The coming Internet identity problem
Right now, there are a fair number of websites that assume that everyone can have their own IP address and thus, if there are two connections from the same IP address that they should be considered to be the same person for things like load limiting, anti-cheating systems, and so on. This assumption is already false in the corporate world and has been for some time, but it has survived reasonably well for 'consumer'-oriented stuff, because it has tended to be true of general user ISPs.
(At least it has been true of general user ISPs in North America; I understand that it's not always true elsewhere, which periodically causes people problems.)
Enter the much-heralded coming scarcity of IPv4 addresses. If you can't get enough addresses to cover all of your customers, you are going to have to NAT them somehow, and this necessarily destroys the 'one person per IP address' assumption that these websites have been relying on. This leaves these websites with an Internet identity problem. Unfortunately, it's not an easy one.

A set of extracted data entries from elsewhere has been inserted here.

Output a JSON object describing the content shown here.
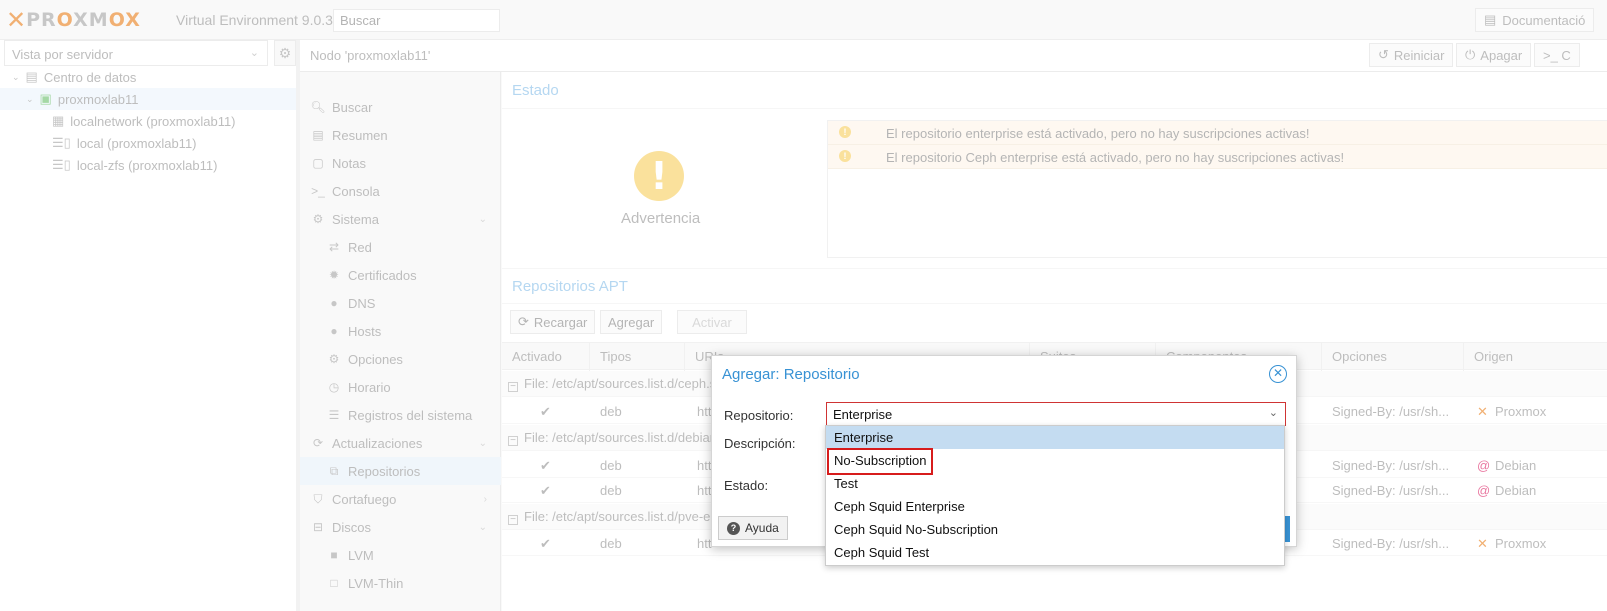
{
  "topbar": {
    "logo_text": "PROXMOX",
    "product": "Virtual Environment 9.0.3",
    "search_placeholder": "Buscar",
    "doc_label": "Documentació"
  },
  "tree": {
    "view_selector": "Vista por servidor",
    "items": [
      {
        "label": "Centro de datos"
      },
      {
        "label": "proxmoxlab11"
      },
      {
        "label": "localnetwork (proxmoxlab11)"
      },
      {
        "label": "local (proxmoxlab11)"
      },
      {
        "label": "local-zfs (proxmoxlab11)"
      }
    ]
  },
  "node_header": {
    "title": "Nodo 'proxmoxlab11'",
    "restart_label": "Reiniciar",
    "shutdown_label": "Apagar",
    "console_label": ">_ C"
  },
  "nav": {
    "items": [
      {
        "label": "Buscar"
      },
      {
        "label": "Resumen"
      },
      {
        "label": "Notas"
      },
      {
        "label": "Consola"
      },
      {
        "label": "Sistema"
      },
      {
        "label": "Red"
      },
      {
        "label": "Certificados"
      },
      {
        "label": "DNS"
      },
      {
        "label": "Hosts"
      },
      {
        "label": "Opciones"
      },
      {
        "label": "Horario"
      },
      {
        "label": "Registros del sistema"
      },
      {
        "label": "Actualizaciones"
      },
      {
        "label": "Repositorios"
      },
      {
        "label": "Cortafuego"
      },
      {
        "label": "Discos"
      },
      {
        "label": "LVM"
      },
      {
        "label": "LVM-Thin"
      }
    ]
  },
  "status": {
    "title": "Estado",
    "warning_label": "Advertencia",
    "messages": [
      "El repositorio enterprise está activado, pero no hay suscripciones activas!",
      "El repositorio Ceph enterprise está activado, pero no hay suscripciones activas!"
    ]
  },
  "apt": {
    "title": "Repositorios APT",
    "reload_label": "Recargar",
    "add_label": "Agregar",
    "enable_label": "Activar",
    "columns": [
      "Activado",
      "Tipos",
      "URIs",
      "Suites",
      "Componentes",
      "Opciones",
      "Origen"
    ],
    "groups": [
      {
        "file": "File: /etc/apt/sources.list.d/ceph.s",
        "rows": [
          {
            "type": "deb",
            "uri": "htt",
            "options": "Signed-By: /usr/sh...",
            "origin": "Proxmox"
          }
        ]
      },
      {
        "file": "File: /etc/apt/sources.list.d/debian",
        "rows": [
          {
            "type": "deb",
            "uri": "htt",
            "options": "Signed-By: /usr/sh...",
            "origin": "Debian"
          },
          {
            "type": "deb",
            "uri": "htt",
            "options": "Signed-By: /usr/sh...",
            "origin": "Debian"
          }
        ]
      },
      {
        "file": "File: /etc/apt/sources.list.d/pve-en",
        "rows": [
          {
            "type": "deb",
            "uri": "htt",
            "options": "Signed-By: /usr/sh...",
            "origin": "Proxmox"
          }
        ]
      }
    ]
  },
  "dialog": {
    "title": "Agregar: Repositorio",
    "repo_label": "Repositorio:",
    "repo_value": "Enterprise",
    "desc_label": "Descripción:",
    "state_label": "Estado:",
    "help_label": "Ayuda",
    "options": [
      "Enterprise",
      "No-Subscription",
      "Test",
      "Ceph Squid Enterprise",
      "Ceph Squid No-Subscription",
      "Ceph Squid Test"
    ],
    "highlighted_option": "Enterprise",
    "annotated_option": "No-Subscription"
  },
  "colors": {
    "accent": "#3892d4",
    "logo_orange": "#e57000",
    "warning": "#f6c84c",
    "annotation_red": "#d71c1c"
  }
}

The obvious (but not entirely sufficient) approach is to use payment details; one credit card means one person. Apart from the other problems, this doesn't work for free sites, and many of the places using this identity assumption are free (at least initially, to build interest). And there's nothing else you can use that the user can't easily have more than one of at once.
The other aspect of this problem is that it isn't going to happen all at once, and it isn't necessarily going to be obvious to you. It's not as if all ISPs are going to move towards NATs at the same time, or as if each will only use a single IP address for their NAT'ing (and even then, you will only notice the problem if you have two customers there, or even two customers that are active at the same time). So if ISP NAT'ing does happen, you can expect a period of time when each website's service gets worse and more annoying for you until they realize what's happening and work out a solution.
(And for the obvious reasons, this problem affects small websites more than it affects big websites. To paraphrase an old aphorism about banks, if an ISP breaks a small website, it's the website's problem, but if an ISP breaks a big Internet application (consider World of Warcraft for example) it's the ISP's problem.)